E nei fatti, cosa cambia?
IN BENE…
Personalmente ritengo che l’accorpamento dei criteri relativi all’interazione sociale e alla comunicazione sia positiva: pone l’accento sul fatto che non è l’assenza o il ritardo del linguaggio in sé a orientare verso la diagnosi, bensì le difficoltà nell’utilizzo di esso a fini sociali. Per quanto questo principio valesse già in precedenza, ora è ancora più chiaro che i ritardi nel linguaggio in sé non sono significativi per la diagnosi di autismo, e che anche l’assenza di linguaggio, se compensata da modalità di comunicazione non verbali, è suggestiva di altre problematiche. Utile anche il fatto che debbano essere soddisfatti un numero maggiore di criteri nelle due aree (comunicazione sociale da un lato, comportamenti – interessi – attività dall’altro), cosa che rende maggiormente specifica la diagnosi. Due aspetti interessanti: il riferimento al fatto che tra le relazioni sociali “anomale” siano escluse quelle con genitori e caregiver dà risalto a quelle situazioni (vedi autismo ad alto funzionamento) in cui esse sono conservate, ma comunque una difficoltà di fondo c’è. Tra i criteri si fa inoltre specifico riferimento all’anomala reattività rispetto agli stimoli ambientali (es. iper o ipo-reattività agli stimoli sensoriali), caratteristica tipica della sindrome.
…E IN MALE
Dalla mia esperienza con persone autistiche mi sembra impossibile che le diverse forme di autismo non esistano più e siano state raggruppate in un’unica categoria. Un adolescente con una forma di autismo cosiddetta “a basso funzionamento”, con ritardo mentale importante, mancanza del linguaggio parlato, difficoltà nel controllo sfinterico, e uno con sindrome di Asperger sono persone dalle caratteristiche profondamente differenti, con fragilità e bisogni peculiari. Ho l’impressione che questo “uniformare” sia poco rappresentativo della molteplicità di situazioni che si celano dietro alla parola “autismo”. Ben più preoccupante è il pensiero che, come riportato da diversi studi, questi nuovi criteri portino a una netta diminuzione delle diagnosi. Cosa succederà al ragazzo con sindrome di Asperger, che fino a ieri soddisfava i criteri per ottenere l’”etichetta” – cosa che nessun genitore si augurerebbe per il proprio figlio, ma che in presenza di difficoltà comunque evidenti consentiva quanto meno l’accesso ai servizi e a una serie di misure volte a favorire la massima qualità di vita e autonomia possibili? Una simile situazione mi fa pensare ai racconti che molti genitori di ragazzi disabili fanno quando i figli raggiungono la maggiore età: scenari tragicomici di riconvocazione in commissione Asl, per verificare se la diagnosi sia ancora valida, dimenticandosi che condizioni come la sindrome di Down – per fare un esempio – non sono “malattie” che vanno e vengono ma modi di essere della persona, che in quanto tali la caratterizzano ovviamente per tutta la vita! I genitori raccontano di queste scene con l’ironia e il disincanto che solo chi è abituato ad allenare la resilienza sa avere. Ma se pensiamo a ciò che queste scene celano, in termini di ricadute sulla vita delle persone e di chi se ne prende cura, la voglia di sorridere passa immediatamente.

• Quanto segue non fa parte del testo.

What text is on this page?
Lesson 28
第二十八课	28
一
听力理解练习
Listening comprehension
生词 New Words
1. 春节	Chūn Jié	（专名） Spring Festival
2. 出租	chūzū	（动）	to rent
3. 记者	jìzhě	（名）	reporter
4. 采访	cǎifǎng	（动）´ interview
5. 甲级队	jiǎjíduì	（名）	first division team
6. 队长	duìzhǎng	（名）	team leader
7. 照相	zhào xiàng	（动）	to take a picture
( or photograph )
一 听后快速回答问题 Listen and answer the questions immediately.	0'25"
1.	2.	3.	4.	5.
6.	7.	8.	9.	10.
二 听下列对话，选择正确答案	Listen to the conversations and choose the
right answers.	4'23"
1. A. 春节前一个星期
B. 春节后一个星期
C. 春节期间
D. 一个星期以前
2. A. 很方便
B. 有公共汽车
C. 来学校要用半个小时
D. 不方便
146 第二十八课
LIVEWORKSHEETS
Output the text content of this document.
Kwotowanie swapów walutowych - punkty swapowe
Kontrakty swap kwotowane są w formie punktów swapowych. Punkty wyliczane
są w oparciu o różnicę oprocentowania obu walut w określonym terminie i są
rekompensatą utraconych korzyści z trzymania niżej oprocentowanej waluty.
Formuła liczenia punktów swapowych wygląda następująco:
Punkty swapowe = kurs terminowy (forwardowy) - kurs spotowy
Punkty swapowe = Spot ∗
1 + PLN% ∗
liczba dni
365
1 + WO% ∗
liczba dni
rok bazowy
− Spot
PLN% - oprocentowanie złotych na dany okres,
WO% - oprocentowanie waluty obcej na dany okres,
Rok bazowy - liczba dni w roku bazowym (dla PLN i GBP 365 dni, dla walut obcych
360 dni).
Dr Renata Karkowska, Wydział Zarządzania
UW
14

I sostenitori dei criteri diagnostici per l’autismo del DSM-V sottolineano che i cambiamenti sono volti a favorire una maggior comprensione dei sintomi di questa condizione, offrendo ai clinici elementi più specifici per fare diagnosi e dettagli utili per popolazioni specifiche come quella dei bambini più piccoli. Speriamo che, al di là della raffinatezza nella definizione dei criteri, nella pratica essi siano quanto più possibile rispettosi dell’individualità e dei bisogni del singolo paziente.